The TMEM16 family has 10 members, all of which act as Ca2+-activated ion channels, PLSs, or in certain cases, perhaps both (36). The physiologic function of many family members remains unknown. Structural and biochemical studies establish a distinct “scrambling” domain of TMEM16F and its closest paralog, TMEM16E, that allows for transmembrane phospholipid exchange (37, 43, 44, 68, 69). TMEM16E regulates muscle regeneration, myoblast fusion, and myocyte membrane repair (37, 38, 70). Curiously, one function of TMEM16E, membrane repair following injury, appears to be independent of scramblase domain function (68). Mutations in TMEM16E cause limb girdle muscular dystrophy type 2L (LGMD2L) (71), an autosomal recessive, late-onset muscular dystrophy, or gnathodiaphyseal dysplasia (GDD) (72), an extremely rare autosomal dominant pediatric bone disease. Neither of these conditions has been associated with abnormal hemostasis or thrombosis, but this possibility has not been investigated.

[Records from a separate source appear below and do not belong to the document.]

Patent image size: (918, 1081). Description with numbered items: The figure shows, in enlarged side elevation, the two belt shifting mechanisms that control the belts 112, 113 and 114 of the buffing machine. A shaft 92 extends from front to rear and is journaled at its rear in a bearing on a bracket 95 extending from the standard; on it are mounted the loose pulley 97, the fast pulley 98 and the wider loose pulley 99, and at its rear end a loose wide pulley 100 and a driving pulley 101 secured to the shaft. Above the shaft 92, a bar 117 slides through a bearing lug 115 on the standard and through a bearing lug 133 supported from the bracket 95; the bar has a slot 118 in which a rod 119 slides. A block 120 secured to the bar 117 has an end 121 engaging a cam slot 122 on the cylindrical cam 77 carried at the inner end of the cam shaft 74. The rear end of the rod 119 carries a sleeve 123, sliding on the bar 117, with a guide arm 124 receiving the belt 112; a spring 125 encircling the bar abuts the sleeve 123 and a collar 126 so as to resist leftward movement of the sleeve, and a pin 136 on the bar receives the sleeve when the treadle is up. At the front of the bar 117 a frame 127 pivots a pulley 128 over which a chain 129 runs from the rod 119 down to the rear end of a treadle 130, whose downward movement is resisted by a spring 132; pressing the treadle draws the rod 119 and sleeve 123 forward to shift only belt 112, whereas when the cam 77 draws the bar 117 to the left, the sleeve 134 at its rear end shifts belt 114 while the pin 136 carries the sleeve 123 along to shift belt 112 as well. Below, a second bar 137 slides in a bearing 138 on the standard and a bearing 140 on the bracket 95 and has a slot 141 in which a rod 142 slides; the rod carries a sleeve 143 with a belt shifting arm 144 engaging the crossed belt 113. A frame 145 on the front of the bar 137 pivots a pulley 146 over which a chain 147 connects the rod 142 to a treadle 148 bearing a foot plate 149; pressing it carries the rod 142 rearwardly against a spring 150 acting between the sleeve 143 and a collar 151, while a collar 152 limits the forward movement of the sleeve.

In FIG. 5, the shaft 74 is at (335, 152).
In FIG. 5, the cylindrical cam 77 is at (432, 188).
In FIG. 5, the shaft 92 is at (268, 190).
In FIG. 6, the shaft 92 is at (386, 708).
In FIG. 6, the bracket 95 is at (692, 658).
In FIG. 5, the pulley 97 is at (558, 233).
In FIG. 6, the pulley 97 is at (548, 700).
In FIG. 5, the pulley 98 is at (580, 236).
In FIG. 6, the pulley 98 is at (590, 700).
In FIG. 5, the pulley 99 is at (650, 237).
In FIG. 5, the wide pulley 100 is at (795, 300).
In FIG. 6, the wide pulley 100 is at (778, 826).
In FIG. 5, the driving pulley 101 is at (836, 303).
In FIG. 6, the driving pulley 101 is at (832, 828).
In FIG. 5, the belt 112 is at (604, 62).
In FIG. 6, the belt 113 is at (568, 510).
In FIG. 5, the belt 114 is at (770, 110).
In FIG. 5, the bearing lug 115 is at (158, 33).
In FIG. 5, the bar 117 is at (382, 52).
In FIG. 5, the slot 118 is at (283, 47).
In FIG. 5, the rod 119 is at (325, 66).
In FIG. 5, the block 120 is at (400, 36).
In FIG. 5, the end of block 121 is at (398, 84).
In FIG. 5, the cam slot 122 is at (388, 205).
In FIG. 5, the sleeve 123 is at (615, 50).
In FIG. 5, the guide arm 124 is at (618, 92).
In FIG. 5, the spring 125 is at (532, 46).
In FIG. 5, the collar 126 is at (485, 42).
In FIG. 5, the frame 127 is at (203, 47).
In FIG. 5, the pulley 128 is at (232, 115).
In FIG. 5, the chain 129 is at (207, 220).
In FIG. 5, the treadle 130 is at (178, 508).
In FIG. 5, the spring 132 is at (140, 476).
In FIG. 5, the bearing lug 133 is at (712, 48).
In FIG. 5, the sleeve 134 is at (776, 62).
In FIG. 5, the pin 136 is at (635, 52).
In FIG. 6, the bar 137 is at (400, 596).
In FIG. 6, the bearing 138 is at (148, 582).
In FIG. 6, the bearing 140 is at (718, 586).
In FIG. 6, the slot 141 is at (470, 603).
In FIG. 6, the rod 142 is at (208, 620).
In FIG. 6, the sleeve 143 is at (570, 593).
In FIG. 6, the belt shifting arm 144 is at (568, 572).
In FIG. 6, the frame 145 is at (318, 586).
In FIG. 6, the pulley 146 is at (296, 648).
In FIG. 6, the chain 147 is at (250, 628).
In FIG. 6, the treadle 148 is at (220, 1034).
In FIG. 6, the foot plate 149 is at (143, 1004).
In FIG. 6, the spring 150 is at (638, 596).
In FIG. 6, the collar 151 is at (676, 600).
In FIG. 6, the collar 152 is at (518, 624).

A series of investigations has demonstrated that TMEM16E readily scrambles phospholipid, but the localization of TMEM16E within cells and importance of TMEM16E lipid scrambling per se is unclear (37, 43). Some studies suggest TMEM16E is predominantly expressed in intracellular compartments, such as the ER (43, 73, 74), whereas others suggest it may also be located on the plasma membrane (37, 75). Of relevance to our own thrombosis model, one study in myocytes found that laser injury induced redistribution of TMEM16E to the plasma membrane within seconds (68). The mechanism by which TMEM16E regulates PS externalization on the plasma membrane is therefore incompletely understood (37). TMEM16E-null animals do not compensate by increasing expression of TMEM16F (68, 76). Dual silencing of both TMEM16E and TMEM16F does not result in additive reduction in procoagulant activity, likely because silencing of either TMEM16E or TMEM16F nearly completely abolishes PS externalization (Figure 1 and Figure 2). The requirement of both TMEM16E and TMEM16F for PS externalization in ECs is unclear, but a similar phenomenon has been found in skeletal muscle cells, which express high levels of TMEM16E (37). This observation raises the possibility that TMEM16E and TMEM16F are epistatic to one another, perhaps regulating PS externalization through direct interaction or through a pathway involving both proteins, which will be the focus of future investigation.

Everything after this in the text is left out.